Saturday, September 11, 2010

Habit and Phenomenology

Merleau-Ponty's assertion that Consciousness is 'I can' implies that Consciousness is the possession of an ability, i. e. habit. He proceeds to characterize habit as "our power of dilating our being-in-the world", an extension of what is originally the body's "motor space", via the adaptation, to our modes of motility, of instruments. A key factor in this expansion is intention, which, by guiding motility, accomplishes the incorporation into it of instruments. Hence, given that Consciousness is 'I can', the primary Intentional object is always the body, in general, and some motility, in particular, while external items become Intentional objects only insofar as they are appropriated as instruments. However, he stops short of likewise redefining the Phenomenological method as, say, 'the corporeal activity of articulating, to others, the observed general features of lived experience'. Instead, he leaves unmodified the traditional concept of it, i. e. the recording of what appears to a detached gaze.
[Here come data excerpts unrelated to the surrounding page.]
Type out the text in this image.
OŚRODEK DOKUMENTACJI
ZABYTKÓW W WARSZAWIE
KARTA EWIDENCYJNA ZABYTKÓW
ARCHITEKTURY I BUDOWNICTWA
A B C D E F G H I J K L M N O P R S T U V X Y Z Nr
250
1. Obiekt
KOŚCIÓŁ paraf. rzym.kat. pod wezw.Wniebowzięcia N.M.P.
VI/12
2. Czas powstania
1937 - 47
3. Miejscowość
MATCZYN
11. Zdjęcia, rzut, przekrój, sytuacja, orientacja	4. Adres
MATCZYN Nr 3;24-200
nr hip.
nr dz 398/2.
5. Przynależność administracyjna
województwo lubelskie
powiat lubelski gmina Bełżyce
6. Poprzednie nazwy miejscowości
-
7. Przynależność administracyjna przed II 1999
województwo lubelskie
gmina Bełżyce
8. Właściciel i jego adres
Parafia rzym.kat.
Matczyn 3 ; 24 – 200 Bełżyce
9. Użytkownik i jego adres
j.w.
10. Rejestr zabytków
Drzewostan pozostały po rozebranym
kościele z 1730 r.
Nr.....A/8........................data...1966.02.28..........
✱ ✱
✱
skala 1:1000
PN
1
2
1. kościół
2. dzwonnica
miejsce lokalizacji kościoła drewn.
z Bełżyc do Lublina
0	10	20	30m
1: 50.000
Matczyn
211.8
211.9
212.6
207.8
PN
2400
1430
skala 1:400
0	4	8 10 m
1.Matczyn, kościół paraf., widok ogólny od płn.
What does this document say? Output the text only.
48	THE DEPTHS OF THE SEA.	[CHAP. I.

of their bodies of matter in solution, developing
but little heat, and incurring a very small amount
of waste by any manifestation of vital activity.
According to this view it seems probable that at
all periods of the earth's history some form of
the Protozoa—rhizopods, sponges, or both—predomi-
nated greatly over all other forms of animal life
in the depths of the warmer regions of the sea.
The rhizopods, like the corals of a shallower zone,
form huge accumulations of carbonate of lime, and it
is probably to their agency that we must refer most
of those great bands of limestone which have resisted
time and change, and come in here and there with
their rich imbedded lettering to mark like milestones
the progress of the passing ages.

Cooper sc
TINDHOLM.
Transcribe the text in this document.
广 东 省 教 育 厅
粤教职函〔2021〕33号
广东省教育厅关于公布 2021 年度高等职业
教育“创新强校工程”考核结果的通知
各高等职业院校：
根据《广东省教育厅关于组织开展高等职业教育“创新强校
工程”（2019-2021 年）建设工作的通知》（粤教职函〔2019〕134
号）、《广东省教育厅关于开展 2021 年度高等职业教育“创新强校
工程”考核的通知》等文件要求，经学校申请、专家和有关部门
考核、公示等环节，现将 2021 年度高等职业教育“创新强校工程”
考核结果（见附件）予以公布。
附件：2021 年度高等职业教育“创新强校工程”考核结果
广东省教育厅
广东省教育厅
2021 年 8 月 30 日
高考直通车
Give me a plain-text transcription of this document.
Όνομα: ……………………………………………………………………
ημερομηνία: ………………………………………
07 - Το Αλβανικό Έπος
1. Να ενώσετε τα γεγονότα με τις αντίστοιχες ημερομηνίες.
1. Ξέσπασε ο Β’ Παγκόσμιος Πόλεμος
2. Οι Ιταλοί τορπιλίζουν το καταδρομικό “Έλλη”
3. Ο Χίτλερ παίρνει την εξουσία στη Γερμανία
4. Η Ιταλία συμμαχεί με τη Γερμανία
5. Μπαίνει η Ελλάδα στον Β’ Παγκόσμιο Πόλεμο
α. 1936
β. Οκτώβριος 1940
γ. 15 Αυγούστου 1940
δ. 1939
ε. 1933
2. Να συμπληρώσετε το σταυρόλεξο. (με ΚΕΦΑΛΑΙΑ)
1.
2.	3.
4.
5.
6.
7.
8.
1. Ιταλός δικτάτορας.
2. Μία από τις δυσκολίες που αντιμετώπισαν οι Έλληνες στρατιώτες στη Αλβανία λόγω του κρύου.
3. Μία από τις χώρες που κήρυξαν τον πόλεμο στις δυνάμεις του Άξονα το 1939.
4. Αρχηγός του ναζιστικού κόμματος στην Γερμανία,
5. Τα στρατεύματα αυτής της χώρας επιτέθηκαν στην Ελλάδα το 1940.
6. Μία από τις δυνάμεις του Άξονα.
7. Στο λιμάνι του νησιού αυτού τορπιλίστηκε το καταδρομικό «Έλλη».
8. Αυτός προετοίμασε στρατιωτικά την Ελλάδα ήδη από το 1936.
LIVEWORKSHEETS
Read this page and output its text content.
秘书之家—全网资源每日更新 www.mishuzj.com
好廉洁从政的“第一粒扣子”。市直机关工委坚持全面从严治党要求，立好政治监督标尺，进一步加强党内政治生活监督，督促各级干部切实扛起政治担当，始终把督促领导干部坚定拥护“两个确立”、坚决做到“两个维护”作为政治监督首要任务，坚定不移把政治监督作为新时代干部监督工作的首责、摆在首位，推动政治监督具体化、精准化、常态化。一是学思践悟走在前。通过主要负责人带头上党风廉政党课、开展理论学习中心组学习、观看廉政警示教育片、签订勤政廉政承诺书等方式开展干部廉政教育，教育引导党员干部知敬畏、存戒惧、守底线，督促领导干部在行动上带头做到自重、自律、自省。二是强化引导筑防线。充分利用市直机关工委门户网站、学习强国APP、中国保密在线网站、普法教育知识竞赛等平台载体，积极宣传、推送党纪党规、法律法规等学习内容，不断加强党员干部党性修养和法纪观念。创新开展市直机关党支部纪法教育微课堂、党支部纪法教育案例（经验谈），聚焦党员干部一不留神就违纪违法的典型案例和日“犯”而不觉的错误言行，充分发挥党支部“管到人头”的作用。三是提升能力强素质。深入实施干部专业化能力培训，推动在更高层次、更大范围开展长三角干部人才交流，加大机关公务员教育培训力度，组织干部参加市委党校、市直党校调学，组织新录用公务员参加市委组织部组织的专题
Possibly because of his commitment to traditional Phenomenology, Merleau-Ponty, despite his derivation, from 'I can', of the primacy of motor space, and of the essential centrifugality of lived experience with respect to the subject, ultimately subordinates those results to their antitheses--that motor space is abstract, virtual, and non-existent; that experience is centripetal with respect to the subject; that Perception is fundamentally cognitive, and that the world is orientated toward external perceptual objects, with the perceiver on the periphery, i. e. at the location of the Phenomenological gaze.